Cuando hubo que hacerse el empalme, el gobierno electo lo saboteó hostilmente llamándolo «Empalme Anticorrupción» en lugar de haber acordado decentemente una agenda con el pleno lleno de los requisitos legales.
En tal caso, y en la medida en que sus hipotéticos planteamientos llegaren a tener mérito, y existieren sospechas fundadas, lo lógico era esperar a conocer la información oficial y dejar que las autoridades competentes hiciesen lo propio, previa formulación de las denuncias respectivas con pruebas reales y concretas.
Anticiparse a suplantar las investigaciones es actuar de mala fe para tratar de dibujar una versión contraria a la realidad, lo cual induce a creer que ese "Libro Blanco", ahora denominado de «La Verdad» no sea tan confiable.
Más bien, de llegarse a corroborar que ese libro se preparó a partir del supuesto espionaje de empleados o directivos públicos en ejercicio de sus funciones, entre junio y agosto de 2026, que dicen fueron más de 1.200 profesionales, bajo la Ley 951 de 2005, las consecuencias podrían ser de carácter penal, disciplinarias, civiles y administrativas.
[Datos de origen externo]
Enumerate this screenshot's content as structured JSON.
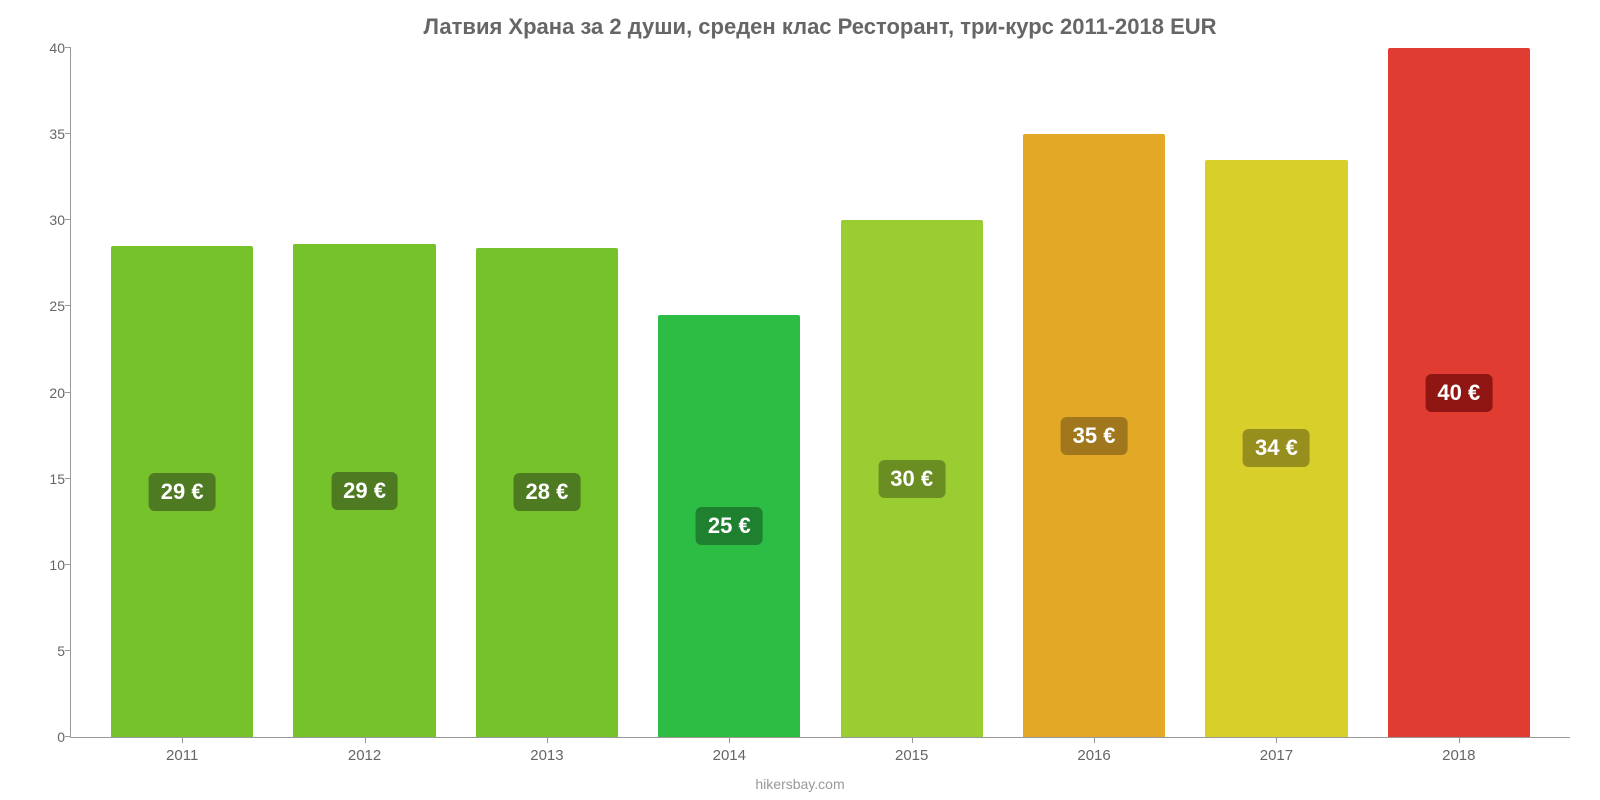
{
  "chart": {
    "type": "bar",
    "title": "Латвия Храна за 2 души, среден клас Ресторант, три-курс 2011-2018 EUR",
    "title_fontsize": 22,
    "title_color": "#666666",
    "attribution": "hikersbay.com",
    "attribution_color": "#999999",
    "attribution_fontsize": 14,
    "background_color": "#ffffff",
    "axis_color": "#999999",
    "tick_label_color": "#666666",
    "tick_fontsize": 14,
    "ylim": [
      0,
      40
    ],
    "yticks": [
      0,
      5,
      10,
      15,
      20,
      25,
      30,
      35,
      40
    ],
    "categories": [
      "2011",
      "2012",
      "2013",
      "2014",
      "2015",
      "2016",
      "2017",
      "2018"
    ],
    "values": [
      28.5,
      28.6,
      28.4,
      24.5,
      30,
      35,
      33.5,
      40
    ],
    "value_labels": [
      "29 €",
      "29 €",
      "28 €",
      "25 €",
      "30 €",
      "35 €",
      "34 €",
      "40 €"
    ],
    "bar_colors": [
      "#76c22b",
      "#76c22b",
      "#76c22b",
      "#2dbd44",
      "#9acd32",
      "#e3a826",
      "#d9cf2a",
      "#e03c31"
    ],
    "label_badge_colors": [
      "#4e7a21",
      "#4e7a21",
      "#4e7a21",
      "#1f8030",
      "#6b8e23",
      "#a0771c",
      "#978f1d",
      "#8f1612"
    ],
    "bar_width_pct": 78,
    "value_label_fontsize": 22,
    "value_label_color": "#ffffff"
  }
}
Lo anterior, porque el empalme debe entenderse como un proceso de transición ordenada, no como un juicio unilateral anticipado, ni como una cacería de brujas antes de conocerse los hechos de manera oficial.
Las mesas de empalme iniciaron el proceso, pero este se interrumpió a los cinco días. Además, la Ley 951 de 2005 no autoriza al gobierno entrante a elaborar un informe de acusaciones. La norma obliga al saliente a entregar y si no lo hace, corresponde a los órganos de control investigar esa omisión.
El ahora llamado «Libro de la verdad» se presenta como verdad absoluta sin conocer siquiera esa información oficial, violando supuestamente el derecho a la réplica y a la legítima defensa.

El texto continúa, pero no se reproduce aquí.